Syria's bloody civil war has claimed the lives of more than 11,000 children, the vast majority killed by bombs or shells in their own neighborhoods, according to a report released Sunday.

The report, Stolen Futures: The Hidden Toll of Child Casualties in Syria, was released by the Oxford Research Group, an independent think tank based in Britain. It used figures provided by Syrian civil society groups that have been recording casualties.

The study found that from the start of the conflict in March 2011 through the month of August 2013, a total of 11,420 children age 17 or under had been killed, out of 113,735 civilians and combatants.

Of the child deaths, boys outnumbered girls more than 2 to 1 overall. The highest number of child deaths occurred in the governorate of Aleppo, where 2,223 were reported killed.

"What is most disturbing about the findings of this report is not only the sheer numbers of children killed in this conflict, but the way they are being killed," said co-author Hana Salama. "Bombed in their homes, in their communities, during day-to-day activities such as waiting in bread lines or attending school; shot by bullets in crossfire, targeted by snipers, summarily executed, even gassed and tortured."
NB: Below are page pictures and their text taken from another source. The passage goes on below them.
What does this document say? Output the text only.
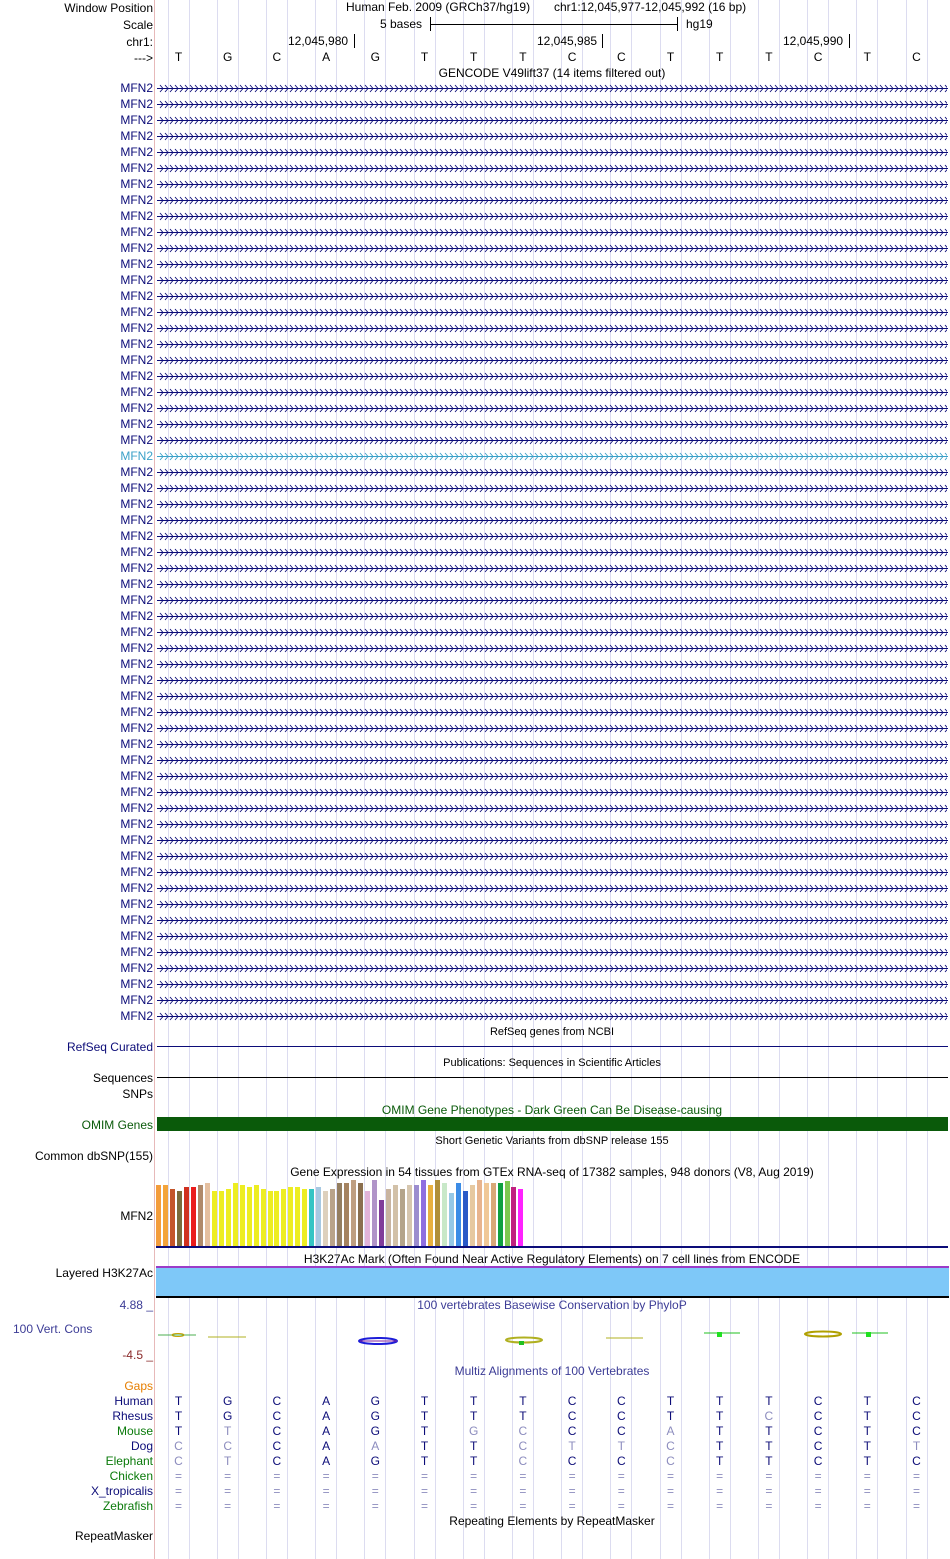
Window Position	Human Feb. 2009 (GRCh37/hg19) chr1:12,045,977-12,045,992 (16 bp)
Scale	5 bases	hg19
chr1:	12,045,980	12,045,985	12,045,990
--->	T	G	C	A	G	T	T	T	C	C	T	T	T	C	T	C
GENCODE V49lift37 (14 items filtered out)
MFN2
MFN2
MFN2
MFN2
MFN2
MFN2
MFN2
MFN2
MFN2
MFN2
MFN2
MFN2
MFN2
MFN2
MFN2
MFN2
MFN2
MFN2
MFN2
MFN2
MFN2
MFN2
MFN2
MFN2
MFN2
MFN2
MFN2
MFN2
MFN2
MFN2
MFN2
MFN2
MFN2
MFN2
MFN2
MFN2
MFN2
MFN2
MFN2
MFN2
MFN2
MFN2
MFN2
MFN2
MFN2
MFN2
MFN2
MFN2
MFN2
MFN2
MFN2
MFN2
MFN2
MFN2
MFN2
MFN2
MFN2
MFN2
MFN2
RefSeq genes from NCBI
RefSeq Curated
Publications: Sequences in Scientific Articles
Sequences
SNPs
OMIM Gene Phenotypes - Dark Green Can Be Disease-causing
OMIM Genes
Short Genetic Variants from dbSNP release 155
Common dbSNP(155)
Gene Expression in 54 tissues from GTEx RNA-seq of 17382 samples, 948 donors (V8, Aug 2019)
MFN2
H3K27Ac Mark (Often Found Near Active Regulatory Elements) on 7 cell lines from ENCODE
Layered H3K27Ac
4.88 _	100 vertebrates Basewise Conservation by PhyloP
100 Vert. Cons
-4.5 _
Multiz Alignments of 100 Vertebrates
Gaps
Human	T	G	C	A	G	T	T	T	C	C	T	T	T	C	T	C
Rhesus	T	G	C	A	G	T	T	T	C	C	T	T	C	C	T	C
Mouse	T	T	C	A	G	T	G	C	C	C	A	T	T	C	T	C
Dog	C	C	C	A	A	T	T	C	T	T	C	T	T	C	T	T
Elephant	C	T	C	A	G	T	T	C	C	C	C	T	T	C	T	C
Chicken	=	=	=	=	=	=	=	=	=	=	=	=	=	=	=	=
X_tropicalis	=	=	=	=	=	=	=	=	=	=	=	=	=	=	=	=
Zebrafish	=	=	=	=	=	=	=	=	=	=	=	=	=	=	=	=
Repeating Elements by RepeatMasker
RepeatMasker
The primary cause of death for children was explosives, which killed 7,557 youngsters. Small-arms fire killed 2,806 kids. These included 764 cases of summary execution and 389 cases in which children were specifically targeted by sniper fire, the report said.
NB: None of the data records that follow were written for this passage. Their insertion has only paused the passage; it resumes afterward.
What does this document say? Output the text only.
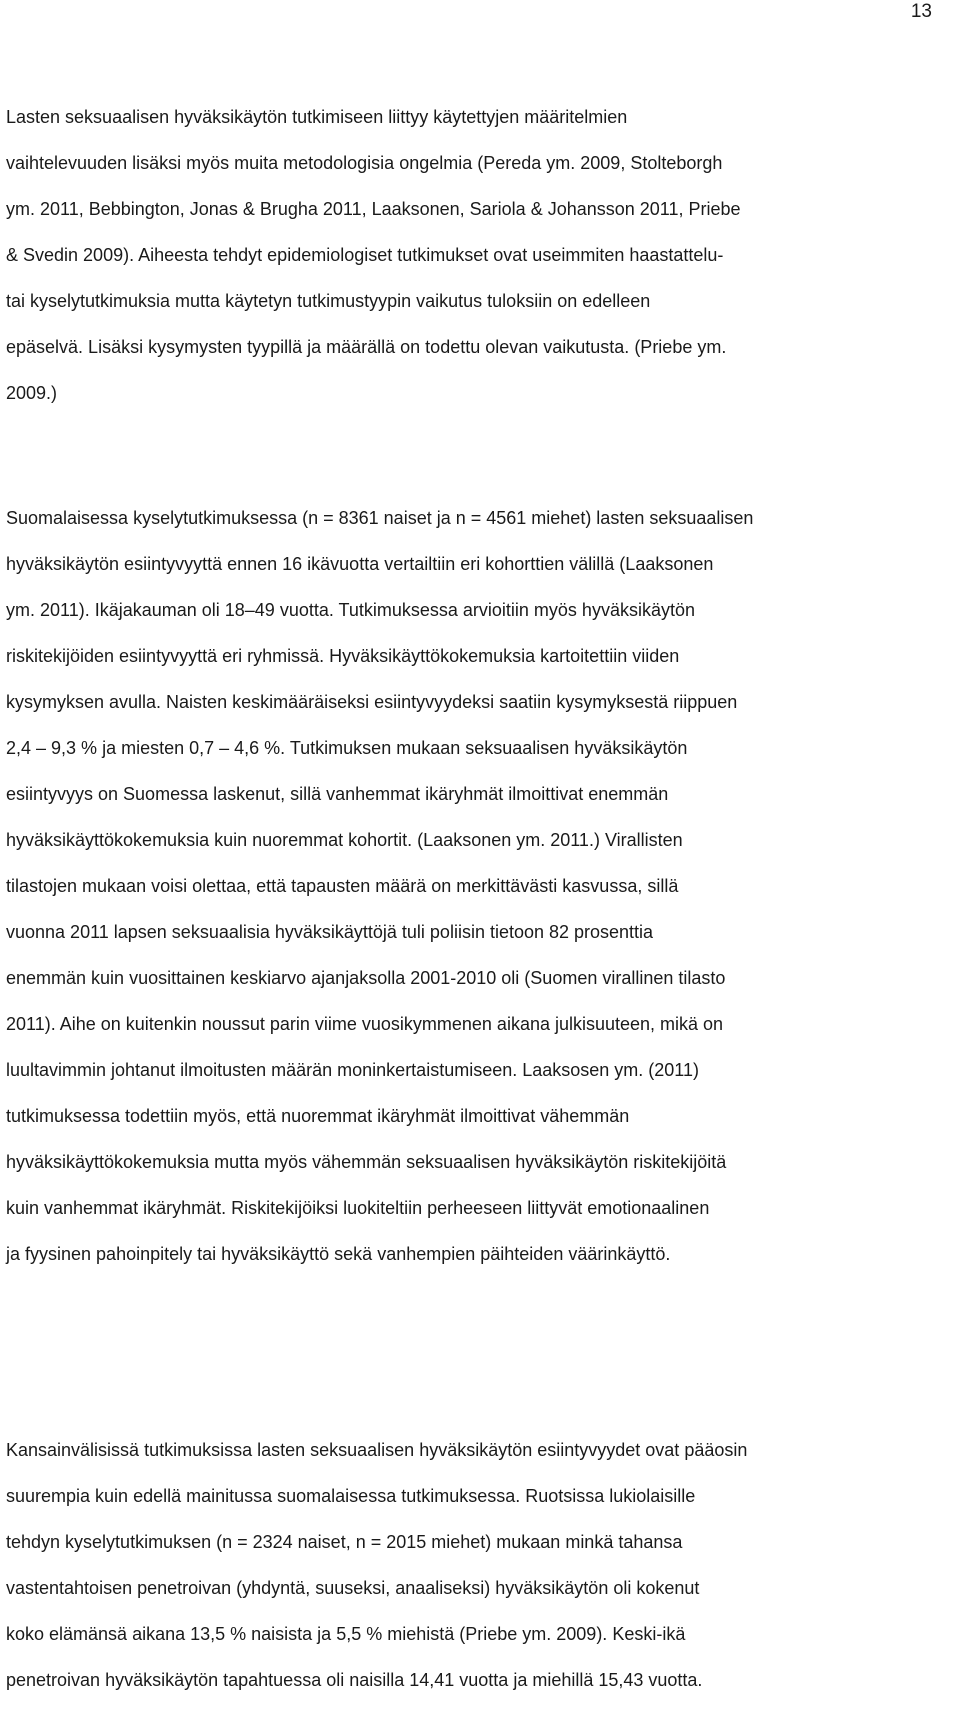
13

Lasten seksuaalisen hyväksikäytön tutkimiseen liittyy käytettyjen määritelmien
vaihtelevuuden lisäksi myös muita metodologisia ongelmia (Pereda ym. 2009, Stolteborgh
ym. 2011, Bebbington, Jonas & Brugha 2011, Laaksonen, Sariola & Johansson 2011, Priebe
& Svedin 2009). Aiheesta tehdyt epidemiologiset tutkimukset ovat useimmiten haastattelu-
tai kyselytutkimuksia mutta käytetyn tutkimustyypin vaikutus tuloksiin on edelleen
epäselvä. Lisäksi kysymysten tyypillä ja määrällä on todettu olevan vaikutusta. (Priebe ym.
2009.)

Suomalaisessa kyselytutkimuksessa (n = 8361 naiset ja n = 4561 miehet) lasten seksuaalisen
hyväksikäytön esiintyvyyttä ennen 16 ikävuotta vertailtiin eri kohorttien välillä (Laaksonen
ym. 2011). Ikäjakauman oli 18–49 vuotta. Tutkimuksessa arvioitiin myös hyväksikäytön
riskitekijöiden esiintyvyyttä eri ryhmissä. Hyväksikäyttökokemuksia kartoitettiin viiden
kysymyksen avulla. Naisten keskimääräiseksi esiintyvyydeksi saatiin kysymyksestä riippuen
2,4 – 9,3 % ja miesten 0,7 – 4,6 %. Tutkimuksen mukaan seksuaalisen hyväksikäytön
esiintyvyys on Suomessa laskenut, sillä vanhemmat ikäryhmät ilmoittivat enemmän
hyväksikäyttökokemuksia kuin nuoremmat kohortit. (Laaksonen ym. 2011.) Virallisten
tilastojen mukaan voisi olettaa, että tapausten määrä on merkittävästi kasvussa, sillä
vuonna 2011 lapsen seksuaalisia hyväksikäyttöjä tuli poliisin tietoon 82 prosenttia
enemmän kuin vuosittainen keskiarvo ajanjaksolla 2001-2010 oli (Suomen virallinen tilasto
2011). Aihe on kuitenkin noussut parin viime vuosikymmenen aikana julkisuuteen, mikä on
luultavimmin johtanut ilmoitusten määrän moninkertaistumiseen. Laaksosen ym. (2011)
tutkimuksessa todettiin myös, että nuoremmat ikäryhmät ilmoittivat vähemmän
hyväksikäyttökokemuksia mutta myös vähemmän seksuaalisen hyväksikäytön riskitekijöitä
kuin vanhemmat ikäryhmät. Riskitekijöiksi luokiteltiin perheeseen liittyvät emotionaalinen
ja fyysinen pahoinpitely tai hyväksikäyttö sekä vanhempien päihteiden väärinkäyttö.

Kansainvälisissä tutkimuksissa lasten seksuaalisen hyväksikäytön esiintyvyydet ovat pääosin
suurempia kuin edellä mainitussa suomalaisessa tutkimuksessa. Ruotsissa lukiolaisille
tehdyn kyselytutkimuksen (n = 2324 naiset, n = 2015 miehet) mukaan minkä tahansa
vastentahtoisen penetroivan (yhdyntä, suuseksi, anaaliseksi) hyväksikäytön oli kokenut
koko elämänsä aikana 13,5 % naisista ja 5,5 % miehistä (Priebe ym. 2009). Keski-ikä
penetroivan hyväksikäytön tapahtuessa oli naisilla 14,41 vuotta ja miehillä 15,43 vuotta.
Another 128 children died Aug. 21 in chemical attacks in Ghouta, to the east of Damascus, the report said.

Teenage boys, ages 13 to 17, were the most frequent victims of targeted killings such as those involving sniper fire, execution or torture. But the report found at least 112 cases in which children – including some infants -- were tortured and killed.

"This study shows why explosive weapons should never be used where children live and play, how older children quickly become targets in a war and even the youngest suffer its worst abuses," said co-author Hamit Dardagan. "This grim and terrible record also shows why a sustainable peace, not more bombs and bullets, is the only way to guarantee the safety of children."